Paris, le 23 janvier 2007


Cher confrère,

Vous avez pris connaissance du récent décret ministériel modifiant l'article D 6124- 472 du code de santé publique qui supprime l'obligation

de permanence médicale 24 heures/24 dans les établissements psychiatriques privés pour lui substituer l'obligation d'une présence psychiatrique 24 heures sur 24.

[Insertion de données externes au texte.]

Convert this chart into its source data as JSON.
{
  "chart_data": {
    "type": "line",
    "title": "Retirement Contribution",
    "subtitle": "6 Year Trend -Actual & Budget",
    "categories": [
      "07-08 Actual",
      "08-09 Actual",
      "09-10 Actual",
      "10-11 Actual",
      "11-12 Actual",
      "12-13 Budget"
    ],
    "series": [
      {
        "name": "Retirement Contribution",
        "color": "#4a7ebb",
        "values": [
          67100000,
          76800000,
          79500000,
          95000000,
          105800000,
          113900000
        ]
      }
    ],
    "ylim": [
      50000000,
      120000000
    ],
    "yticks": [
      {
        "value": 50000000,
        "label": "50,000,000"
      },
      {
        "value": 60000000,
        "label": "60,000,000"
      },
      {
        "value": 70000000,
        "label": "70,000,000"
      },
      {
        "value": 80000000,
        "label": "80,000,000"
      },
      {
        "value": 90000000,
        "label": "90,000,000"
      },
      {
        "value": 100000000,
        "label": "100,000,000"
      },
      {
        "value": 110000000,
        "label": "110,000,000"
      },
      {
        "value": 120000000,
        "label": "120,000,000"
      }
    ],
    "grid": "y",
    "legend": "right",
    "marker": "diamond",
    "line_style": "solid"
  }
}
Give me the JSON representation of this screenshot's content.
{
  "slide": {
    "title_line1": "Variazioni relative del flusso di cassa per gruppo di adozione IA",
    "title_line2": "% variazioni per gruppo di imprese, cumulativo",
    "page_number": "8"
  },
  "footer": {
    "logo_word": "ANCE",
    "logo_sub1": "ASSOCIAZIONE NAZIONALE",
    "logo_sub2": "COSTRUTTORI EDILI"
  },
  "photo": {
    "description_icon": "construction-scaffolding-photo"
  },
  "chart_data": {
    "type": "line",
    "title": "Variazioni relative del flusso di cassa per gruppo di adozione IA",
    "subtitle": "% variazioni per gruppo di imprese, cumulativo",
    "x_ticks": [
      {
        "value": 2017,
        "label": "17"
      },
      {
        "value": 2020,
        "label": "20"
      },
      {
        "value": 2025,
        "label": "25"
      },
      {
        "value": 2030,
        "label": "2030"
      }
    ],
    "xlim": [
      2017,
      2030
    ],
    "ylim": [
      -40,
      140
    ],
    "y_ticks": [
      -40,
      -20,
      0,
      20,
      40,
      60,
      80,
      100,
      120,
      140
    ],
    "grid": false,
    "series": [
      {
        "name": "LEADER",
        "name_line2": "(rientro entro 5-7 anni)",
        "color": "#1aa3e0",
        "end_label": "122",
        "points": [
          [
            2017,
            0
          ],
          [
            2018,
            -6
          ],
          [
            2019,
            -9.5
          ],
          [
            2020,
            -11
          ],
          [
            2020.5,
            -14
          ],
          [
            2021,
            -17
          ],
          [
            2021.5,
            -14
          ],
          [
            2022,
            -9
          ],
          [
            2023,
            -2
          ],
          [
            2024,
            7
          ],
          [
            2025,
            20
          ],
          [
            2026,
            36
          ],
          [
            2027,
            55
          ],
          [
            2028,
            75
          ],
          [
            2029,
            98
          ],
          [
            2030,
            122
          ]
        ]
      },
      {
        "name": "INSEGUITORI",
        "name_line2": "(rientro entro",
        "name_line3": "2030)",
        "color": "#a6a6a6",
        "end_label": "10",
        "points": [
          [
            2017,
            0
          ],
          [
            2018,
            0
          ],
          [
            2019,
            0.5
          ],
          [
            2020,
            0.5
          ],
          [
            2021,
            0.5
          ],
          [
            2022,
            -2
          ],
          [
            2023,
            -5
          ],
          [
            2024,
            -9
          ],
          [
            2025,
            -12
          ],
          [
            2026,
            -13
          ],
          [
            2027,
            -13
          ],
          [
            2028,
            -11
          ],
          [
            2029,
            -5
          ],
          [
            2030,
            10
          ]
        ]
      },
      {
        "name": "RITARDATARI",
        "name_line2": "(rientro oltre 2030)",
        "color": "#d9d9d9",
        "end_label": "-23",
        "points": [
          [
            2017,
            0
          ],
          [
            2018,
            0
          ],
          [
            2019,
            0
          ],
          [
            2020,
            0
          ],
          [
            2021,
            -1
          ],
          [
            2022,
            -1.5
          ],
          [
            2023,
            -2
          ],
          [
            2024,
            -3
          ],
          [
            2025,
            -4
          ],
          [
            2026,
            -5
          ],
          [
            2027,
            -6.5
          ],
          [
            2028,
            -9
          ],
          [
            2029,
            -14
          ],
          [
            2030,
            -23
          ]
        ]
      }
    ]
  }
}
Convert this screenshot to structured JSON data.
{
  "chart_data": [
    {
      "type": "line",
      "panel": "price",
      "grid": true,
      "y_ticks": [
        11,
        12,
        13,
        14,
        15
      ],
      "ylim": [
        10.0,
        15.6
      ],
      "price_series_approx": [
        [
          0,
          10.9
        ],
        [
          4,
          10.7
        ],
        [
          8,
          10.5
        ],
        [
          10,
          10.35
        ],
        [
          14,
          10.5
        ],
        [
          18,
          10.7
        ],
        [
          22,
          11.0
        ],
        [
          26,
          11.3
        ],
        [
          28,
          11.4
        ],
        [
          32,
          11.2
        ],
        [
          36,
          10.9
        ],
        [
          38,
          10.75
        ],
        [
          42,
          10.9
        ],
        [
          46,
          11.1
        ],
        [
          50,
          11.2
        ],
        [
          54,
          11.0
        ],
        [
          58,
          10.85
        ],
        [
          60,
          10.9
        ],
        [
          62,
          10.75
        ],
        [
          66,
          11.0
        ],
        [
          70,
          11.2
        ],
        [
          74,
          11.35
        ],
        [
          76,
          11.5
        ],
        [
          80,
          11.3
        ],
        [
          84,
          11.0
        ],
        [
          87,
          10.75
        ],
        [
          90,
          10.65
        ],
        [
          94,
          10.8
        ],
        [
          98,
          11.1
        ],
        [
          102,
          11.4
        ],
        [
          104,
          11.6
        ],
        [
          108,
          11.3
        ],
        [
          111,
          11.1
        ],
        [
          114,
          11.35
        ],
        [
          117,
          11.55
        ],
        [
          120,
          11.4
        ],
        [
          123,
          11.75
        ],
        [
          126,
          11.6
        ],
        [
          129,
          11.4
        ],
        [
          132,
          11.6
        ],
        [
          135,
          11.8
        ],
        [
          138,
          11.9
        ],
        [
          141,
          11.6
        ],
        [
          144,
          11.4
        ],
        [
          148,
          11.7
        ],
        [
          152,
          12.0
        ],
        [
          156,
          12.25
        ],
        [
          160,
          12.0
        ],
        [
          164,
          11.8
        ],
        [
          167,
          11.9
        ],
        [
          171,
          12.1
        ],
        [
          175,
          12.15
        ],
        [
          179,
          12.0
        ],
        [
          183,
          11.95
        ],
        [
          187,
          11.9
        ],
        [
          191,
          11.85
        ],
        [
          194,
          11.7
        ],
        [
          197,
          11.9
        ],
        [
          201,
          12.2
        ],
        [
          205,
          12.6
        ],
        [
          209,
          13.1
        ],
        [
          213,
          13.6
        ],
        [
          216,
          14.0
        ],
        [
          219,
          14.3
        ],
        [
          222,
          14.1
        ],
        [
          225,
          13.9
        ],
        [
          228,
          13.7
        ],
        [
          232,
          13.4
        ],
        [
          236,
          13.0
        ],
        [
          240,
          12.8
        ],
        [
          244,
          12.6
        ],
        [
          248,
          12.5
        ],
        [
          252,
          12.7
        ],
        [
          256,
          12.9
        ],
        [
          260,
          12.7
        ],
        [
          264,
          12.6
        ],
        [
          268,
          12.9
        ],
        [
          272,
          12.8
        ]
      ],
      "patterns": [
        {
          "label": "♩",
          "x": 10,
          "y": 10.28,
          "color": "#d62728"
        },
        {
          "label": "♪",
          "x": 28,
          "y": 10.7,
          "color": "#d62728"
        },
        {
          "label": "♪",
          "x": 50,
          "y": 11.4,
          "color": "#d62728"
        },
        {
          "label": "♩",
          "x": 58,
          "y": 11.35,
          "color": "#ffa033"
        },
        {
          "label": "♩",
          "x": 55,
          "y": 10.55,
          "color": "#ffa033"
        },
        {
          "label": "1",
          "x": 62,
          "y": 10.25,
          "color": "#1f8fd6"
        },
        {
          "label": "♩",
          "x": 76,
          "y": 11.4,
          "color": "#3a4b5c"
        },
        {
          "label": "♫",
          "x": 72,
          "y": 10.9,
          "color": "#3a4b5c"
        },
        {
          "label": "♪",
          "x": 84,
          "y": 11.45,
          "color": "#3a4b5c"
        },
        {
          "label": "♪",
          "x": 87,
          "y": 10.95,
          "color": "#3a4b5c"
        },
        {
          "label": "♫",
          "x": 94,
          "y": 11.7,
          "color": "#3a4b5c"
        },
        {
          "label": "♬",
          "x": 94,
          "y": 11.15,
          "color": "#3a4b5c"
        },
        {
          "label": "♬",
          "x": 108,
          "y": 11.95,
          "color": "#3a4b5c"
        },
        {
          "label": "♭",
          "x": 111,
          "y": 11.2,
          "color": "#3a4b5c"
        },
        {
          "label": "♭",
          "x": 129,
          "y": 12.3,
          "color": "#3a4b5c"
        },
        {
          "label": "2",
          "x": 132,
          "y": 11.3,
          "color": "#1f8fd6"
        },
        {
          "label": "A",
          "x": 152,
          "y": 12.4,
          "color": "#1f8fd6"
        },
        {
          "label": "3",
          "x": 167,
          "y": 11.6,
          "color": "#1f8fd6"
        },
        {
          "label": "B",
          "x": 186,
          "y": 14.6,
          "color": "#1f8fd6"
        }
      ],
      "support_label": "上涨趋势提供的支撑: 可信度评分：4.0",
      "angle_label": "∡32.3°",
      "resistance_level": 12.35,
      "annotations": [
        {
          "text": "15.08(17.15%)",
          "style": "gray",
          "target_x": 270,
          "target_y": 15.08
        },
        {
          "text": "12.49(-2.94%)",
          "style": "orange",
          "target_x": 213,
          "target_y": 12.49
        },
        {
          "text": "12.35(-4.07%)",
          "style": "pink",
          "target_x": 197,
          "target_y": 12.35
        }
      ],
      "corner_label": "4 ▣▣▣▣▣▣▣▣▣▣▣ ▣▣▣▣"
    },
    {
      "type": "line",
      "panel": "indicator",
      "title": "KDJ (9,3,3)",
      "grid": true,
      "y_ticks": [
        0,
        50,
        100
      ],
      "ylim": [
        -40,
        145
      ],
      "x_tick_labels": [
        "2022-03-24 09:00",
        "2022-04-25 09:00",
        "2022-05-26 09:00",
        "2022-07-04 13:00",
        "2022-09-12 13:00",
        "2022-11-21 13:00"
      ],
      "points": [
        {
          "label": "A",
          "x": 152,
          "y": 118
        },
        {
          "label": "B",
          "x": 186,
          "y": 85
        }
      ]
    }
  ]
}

Les dérogations à ce nouveau principe, prévues "en dehors des heures ouvrables", permettent aux établissements qui le souhaitent, sous réserve de l'accord de l'A RH, de mettre en place une astreinte psychiatrique et de faire appel à leur "environnement sanitaire territorial " pour la prise en charge des pathologies somatiques. Ce nouveau dispositif plus économique supprime la collaboration des médecins généralistes de permanence indispensables à l'organisation de la qualité et de la sécurité des prises en charges médicales et institutionnelles

Vous avez remarqué que ce texte fait porter l'obligation sur les établissements et qu'il appartient à ceux ci de mettre en place ces nouvelles dispositions dans le cadre de discussions internes avec leurs praticiens. Il est probable que de nombreuses cliniques conserveront pour l'instant leur dispositif de référence plus sur et plus performant.

Nous avions déjà alerté le ministère (courrier ci-joint) sur les dangers d'une réécriture partielle et prématurée des dispositions opposables relatives à la permanence des soins, rédigée sur l'insistance des gestionnaires d'établissements et qui ne ferait aucune distinction entre les réelles difficultés des établissements de faibles capacité et l' ambition affichée des grands groupes de santé pour lesquels la rentabilité n'est pas une contrainte mais une finalité.

Le résultat est là. Un décret contre les psychiatres, inapplicable en l'état, et contestable sur plusieurs points.

- l'obligation de présence d'un psychiatre 24 heures su 24 est une mesure excessive, inadaptée et discriminatoire. Nos confrères du secteur public, qui

pourtant sont seuls habilités à recevoir les patients hospitalisés sous contrainte, ainsi que nos confrères d'autres spécialités MCO (hormis les spécialités relevant des soins d’urgence), ne sont pas soumis aux mêmes exigences.

- cette nouvelle obligation d'effectif réglementaire n'est assortie d'aucunes compensations financières (pour la présence sur site et l'astreinte opérationnelle à domicile), au mépris de la nomenclature des actes médicaux et de la loi de financement de la sécurité sociale pour 2007 prévoyant que la permanence des soins sera exercée à présent au titre d'une mission de service public.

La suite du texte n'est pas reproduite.